Versicherte

Freiwillig Versicherte

Personen, die aus der Versicherungspflicht ausscheiden oder deren Familienversicherung endet, werden grundsätzlich als freiwillige Mitglieder in der gesetzlichen Krankenversicherung weiterversichert.

Hierzu zählen z. B. Personen, deren regelmäßiges Jahres-Bruttoarbeitsentgelt im Falle einer Entgelterhöhung die sog. Versicherungspflichtgrenze (Jahresarbeitsentgeltgrenze) übersteigt. Sie fallen als Arbeitnehmer dann mit Ablauf des Kalenderjahres nicht mehr unter die Versicherungspflicht in der gesetzlichen Krankenversicherung (GKV), das heißt, sie werden versicherungsfrei, wenn ihr regelmäßiges Jahres-Bruttoarbeitsentgelt die maßgebliche Versicherungspflichtgrenze des laufenden und des folgenden Kalenderjahres überschreitet.

Es besteht die Möglichkeit des Austritts, wenn er innerhalb von zwei Wochen nach Hinweis der Krankenkasse über die Austrittmöglichkeit erklärt wird und ein anderweitiger Anspruch auf Absicherung im Krankheitsfall nachgewiesen wird.

Freiwillig versichern können sich außerdem:

  • Personen, die erstmals eine Beschäftigung im Inland aufnehmen und wegen Überschreitens der Versicherungspflichtgrenze versicherungsfrei sind,
  • Arbeitnehmerinnen und Arbeitnehmer, die innerhalb von zwei Monaten nach Rückkehr aus dem Ausland wieder eine Beschäftigung aufnehmen, die nicht zur Versicherungspflicht führt, sofern zuvor ihre Mitgliedschaft in der GKV durch Beschäftigung im Ausland beendet worden war,
  • schwerbehinderte Menschen, wenn sie, ein Elternteil oder ihr Ehegatte beziehungsweise eingetragener Lebenspartner in den letzten fünf Jahren vor dem Beitritt mindestens drei Jahre gesetzlich krankenversichert waren; die Satzung der Krankenkasse kann das Recht zum Beitritt von einer Altersgrenze abhängig machen.

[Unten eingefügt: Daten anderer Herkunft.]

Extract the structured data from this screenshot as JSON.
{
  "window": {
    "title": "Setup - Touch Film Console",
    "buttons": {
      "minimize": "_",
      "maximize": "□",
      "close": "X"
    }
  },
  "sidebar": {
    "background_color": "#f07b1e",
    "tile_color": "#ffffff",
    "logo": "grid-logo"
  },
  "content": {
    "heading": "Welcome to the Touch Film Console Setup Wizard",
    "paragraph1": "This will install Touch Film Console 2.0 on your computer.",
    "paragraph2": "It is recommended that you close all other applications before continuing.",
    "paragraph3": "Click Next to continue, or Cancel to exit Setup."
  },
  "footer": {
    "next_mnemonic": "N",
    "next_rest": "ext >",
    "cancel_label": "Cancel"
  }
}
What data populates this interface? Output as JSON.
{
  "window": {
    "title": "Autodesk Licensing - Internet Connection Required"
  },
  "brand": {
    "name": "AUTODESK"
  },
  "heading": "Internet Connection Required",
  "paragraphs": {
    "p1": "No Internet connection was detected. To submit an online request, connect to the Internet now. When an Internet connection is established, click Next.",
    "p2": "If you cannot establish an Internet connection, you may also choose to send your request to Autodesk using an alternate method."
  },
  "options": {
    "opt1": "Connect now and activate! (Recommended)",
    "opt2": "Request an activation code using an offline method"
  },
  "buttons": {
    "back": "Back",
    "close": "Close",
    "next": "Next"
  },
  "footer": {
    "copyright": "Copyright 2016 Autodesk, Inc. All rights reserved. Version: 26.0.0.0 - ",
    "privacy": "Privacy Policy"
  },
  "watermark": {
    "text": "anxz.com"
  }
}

Wechsel in die private Krankenversicherung

Freiwillig Versicherte können in die private Krankenversicherung wechseln, wenn sie ihre bestehende Mitgliedschaft wirksam kündigen. Hierzu ist die gesetzliche Kündigungsfrist zu beachten und es muss das Bestehen einer anderweitigen Absicherung im Krankheitsfall nachgewiesen werden.

Beispiel:

Eine Arbeitnehmerin beziehungsweise ein Arbeitnehmer erzielt im Jahr 2015 ein Jahresarbeitsentgelt oberhalb der Versicherungspflichtgrenze. Die Person wird ab dem 1. Januar 2016 versicherungsfrei, wenn ihr Jahresarbeitsentgelt auch im Jahr 2016 diese Grenze überschreiten wird. Sie kann in die private Krankenversicherung wechseln.